JAKARTA – Pertamina menyiapkan delapan persen dari total belanja investasinya hingga tahun 2029, atau sekitar 5,7 miliar dolar AS, untuk pengembangan energi baru dan terbarukan. Chief Executive Officer Pertamina New & Renewable Energy (Pertamina NRE) John Anis menegaskan itu di Indonesia Pavilion COP29 di Baku, Azerbaijan, Senin (11/11).
Energi baru dan terbarukan yang dikembangkan dengan anggaran tersebut mencakup geothermal, bioetanol, hidrogen hijau, tenaga surya, tenaga angin, tenaga biomass, baterai, dan bisnis karbon. “Investasi ini merupakan komitmen kuat Pertamina mendukung enhanced nationally determined contribution Indonesia,” ujar John, seperti dirilis Pertamina.
Investasi tersebut bertujuan untuk mewujudkan pertumbuhan bisnis rendah emisi Pertamina sekaligus mendukung target net zero emission Indonesia tahun 2060. Setidaknya ada empat target agresif Pertamina hingga tahun 2029 untuk mendukung ini, antara lain 60 juta kilo liter (KL) penjualan bahan bakar nabati (BBN), 5,5 KL produksi petrokimia, 1,4 gigawatt (GW) kapasitas terpasang geothermal, dan 1,5 juta ton setara CO2 penurunan emisi melalui CCS/CCUS.
Implementasi BBN diinisiasi Pertamina dengan menyediakan produk biodiesel untuk masyarakat sejak 2015, dan saat ini Pertamina juga mendukung pengembangan bensin ramah lingkungan berbasis bioetanol. Melalui proyek uji coba, tahun lalu Pertamina sudah pula meluncurkan Pertamax Green 95 yang mencampur bensin dengan bioetanol lima persen. Pertamina melalui anak usahanya, Pertamina NRE, juga bekerja sama dengan PT Sinergi Gula Nusantara akan menginisiasi pembangunan pabrik bioetanol di Banyuwangi dengan kapasitas produksi 30 ribu KL per tahun.
Khusus geothermal, saat ini kapasitas terpasang mencapai 672 megawatt (MW). Setelah melakukan Penawaran Umum Perdana Saham (IPO) pada Februari 2023, PT Pertamina Geothermal Energy Tbk agresif menangkap peluang untuk pengembangan geothermal dengan target kapasitas terpasang menjadi dua kali lipat pada tahun 2029.
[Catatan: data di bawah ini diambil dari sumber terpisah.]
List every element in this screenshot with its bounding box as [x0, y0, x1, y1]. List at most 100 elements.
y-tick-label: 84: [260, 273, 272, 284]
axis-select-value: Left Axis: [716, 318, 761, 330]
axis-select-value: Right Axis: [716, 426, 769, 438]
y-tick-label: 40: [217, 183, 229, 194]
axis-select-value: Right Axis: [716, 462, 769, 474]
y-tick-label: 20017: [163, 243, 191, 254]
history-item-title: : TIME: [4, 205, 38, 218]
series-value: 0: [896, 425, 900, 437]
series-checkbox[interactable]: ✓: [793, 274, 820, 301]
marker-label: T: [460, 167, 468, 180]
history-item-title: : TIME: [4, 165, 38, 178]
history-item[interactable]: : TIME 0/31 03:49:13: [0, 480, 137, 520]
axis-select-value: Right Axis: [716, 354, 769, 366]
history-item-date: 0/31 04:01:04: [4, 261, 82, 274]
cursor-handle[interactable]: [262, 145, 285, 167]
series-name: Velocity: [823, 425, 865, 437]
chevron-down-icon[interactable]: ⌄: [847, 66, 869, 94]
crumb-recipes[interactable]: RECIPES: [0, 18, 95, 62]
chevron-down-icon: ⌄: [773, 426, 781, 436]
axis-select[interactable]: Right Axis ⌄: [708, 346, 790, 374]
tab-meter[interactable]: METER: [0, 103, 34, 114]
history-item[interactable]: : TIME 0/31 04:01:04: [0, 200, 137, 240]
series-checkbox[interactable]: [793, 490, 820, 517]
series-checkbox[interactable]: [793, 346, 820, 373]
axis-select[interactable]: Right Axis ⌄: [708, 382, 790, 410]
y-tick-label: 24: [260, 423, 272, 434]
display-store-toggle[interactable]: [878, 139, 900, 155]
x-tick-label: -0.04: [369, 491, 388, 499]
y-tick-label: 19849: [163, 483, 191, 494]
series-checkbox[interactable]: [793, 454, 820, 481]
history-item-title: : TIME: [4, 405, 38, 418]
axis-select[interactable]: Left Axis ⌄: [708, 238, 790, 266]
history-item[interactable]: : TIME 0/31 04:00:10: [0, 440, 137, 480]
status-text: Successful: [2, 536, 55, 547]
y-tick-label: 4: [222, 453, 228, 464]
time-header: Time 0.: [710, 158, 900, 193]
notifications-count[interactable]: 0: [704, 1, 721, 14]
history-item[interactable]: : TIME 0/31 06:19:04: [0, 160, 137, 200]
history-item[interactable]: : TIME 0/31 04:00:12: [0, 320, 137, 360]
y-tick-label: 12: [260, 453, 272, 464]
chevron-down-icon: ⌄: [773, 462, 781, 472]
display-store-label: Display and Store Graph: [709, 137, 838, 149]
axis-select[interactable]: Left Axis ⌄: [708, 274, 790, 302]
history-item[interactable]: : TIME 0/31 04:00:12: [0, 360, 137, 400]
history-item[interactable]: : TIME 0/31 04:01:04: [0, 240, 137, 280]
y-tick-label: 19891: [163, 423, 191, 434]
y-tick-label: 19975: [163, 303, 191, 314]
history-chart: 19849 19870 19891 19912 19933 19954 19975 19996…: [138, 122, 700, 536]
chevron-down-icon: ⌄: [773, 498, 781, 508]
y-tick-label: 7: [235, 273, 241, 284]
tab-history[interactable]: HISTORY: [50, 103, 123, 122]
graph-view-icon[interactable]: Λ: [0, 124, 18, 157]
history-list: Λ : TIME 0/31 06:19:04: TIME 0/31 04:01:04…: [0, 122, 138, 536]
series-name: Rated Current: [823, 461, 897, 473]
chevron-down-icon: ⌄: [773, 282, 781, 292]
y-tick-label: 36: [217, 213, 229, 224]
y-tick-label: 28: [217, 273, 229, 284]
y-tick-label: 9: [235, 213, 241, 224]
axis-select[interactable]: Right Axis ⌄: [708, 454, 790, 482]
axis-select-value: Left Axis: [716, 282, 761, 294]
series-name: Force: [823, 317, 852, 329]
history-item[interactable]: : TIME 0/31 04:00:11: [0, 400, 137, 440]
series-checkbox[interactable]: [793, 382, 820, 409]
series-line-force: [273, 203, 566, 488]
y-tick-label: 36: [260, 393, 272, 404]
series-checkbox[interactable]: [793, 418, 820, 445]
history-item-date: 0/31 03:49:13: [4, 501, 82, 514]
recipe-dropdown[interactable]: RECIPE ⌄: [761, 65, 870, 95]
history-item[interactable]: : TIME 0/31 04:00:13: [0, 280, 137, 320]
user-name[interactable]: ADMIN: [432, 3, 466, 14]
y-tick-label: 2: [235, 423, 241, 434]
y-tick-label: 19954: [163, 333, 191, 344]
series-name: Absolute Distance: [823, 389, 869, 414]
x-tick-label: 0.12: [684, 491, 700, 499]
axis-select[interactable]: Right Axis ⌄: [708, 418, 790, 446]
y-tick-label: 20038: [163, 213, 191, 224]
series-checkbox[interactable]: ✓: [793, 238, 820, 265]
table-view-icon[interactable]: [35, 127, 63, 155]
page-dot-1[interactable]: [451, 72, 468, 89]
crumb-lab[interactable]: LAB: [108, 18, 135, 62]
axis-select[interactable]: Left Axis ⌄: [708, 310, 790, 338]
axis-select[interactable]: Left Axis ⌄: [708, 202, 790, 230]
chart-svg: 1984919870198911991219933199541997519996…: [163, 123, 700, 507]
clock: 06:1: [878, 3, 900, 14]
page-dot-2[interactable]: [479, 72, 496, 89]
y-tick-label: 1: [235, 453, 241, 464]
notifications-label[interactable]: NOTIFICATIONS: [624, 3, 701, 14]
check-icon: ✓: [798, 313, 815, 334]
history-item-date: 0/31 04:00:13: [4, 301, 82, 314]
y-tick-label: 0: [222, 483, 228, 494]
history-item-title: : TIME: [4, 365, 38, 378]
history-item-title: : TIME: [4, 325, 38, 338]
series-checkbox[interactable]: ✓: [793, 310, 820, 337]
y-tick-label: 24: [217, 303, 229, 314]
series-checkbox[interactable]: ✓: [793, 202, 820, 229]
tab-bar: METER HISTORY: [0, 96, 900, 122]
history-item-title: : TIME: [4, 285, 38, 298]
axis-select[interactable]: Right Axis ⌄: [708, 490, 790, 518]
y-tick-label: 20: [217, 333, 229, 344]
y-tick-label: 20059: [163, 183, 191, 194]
Komitmen Pertamina untuk mendukung target net zero emission pemerintah tidak main-main. Terbukti dari penurunan emisi yang sudah terealisasi pada periode 2020 – 2023 mencapai 8,5 juta ton setara CO2 atau menurun 34 persen dari cakupan 1 dan 2. Sedangkan untuk cakupan 3 Pertamina berhasil menurunkan emisi sebesar 32,7 juta ton setara CO2 dari implementasi bahan bakar nabati pada tahun 2023.
Implementasi serius Pertamina dalam aspek environmental, social, and governance (ESG) juga tercermin dari skor ESG yang mencapai 20,7 yang penilaiannya dilakukan oleh lembaga pemeringkat ESG skala global. Skor ini memposisikan Pertamina sebagai yang pertama di sub-industri minyak & gas terintegrasi.
“Strategi korporat Pertamina mencerminkan dukungan yang kuat terhadap transisi energi. Namun tentu komitmen kuat saja tidak cukup. Diperlukan juga dukungan kuat dari semua stakeholder untuk bisa bersama-sama mewujudkan dekarbonisasi nasional,” tambah John.
VP Corporate Communication Pertamina Fadjar Djoko Santoso menjelaskan, Pertamina berupaya memperkuat posisi Indonesia dalam aksi global menghadapi perubahan iklim. “Kami ingin menjadi pionir dalam transisi energi, berkontribusi nyata dalam upaya keberlanjutan, dan menjadi katalisator bagi Indonesia dalam mencapai masa depan energi yang lebih hijau. Kami ingin menunjukkan Indonesia memiliki kemampuan untuk memimpin panggung global dalam mitigasi perubahan iklim.” kata Fadjar.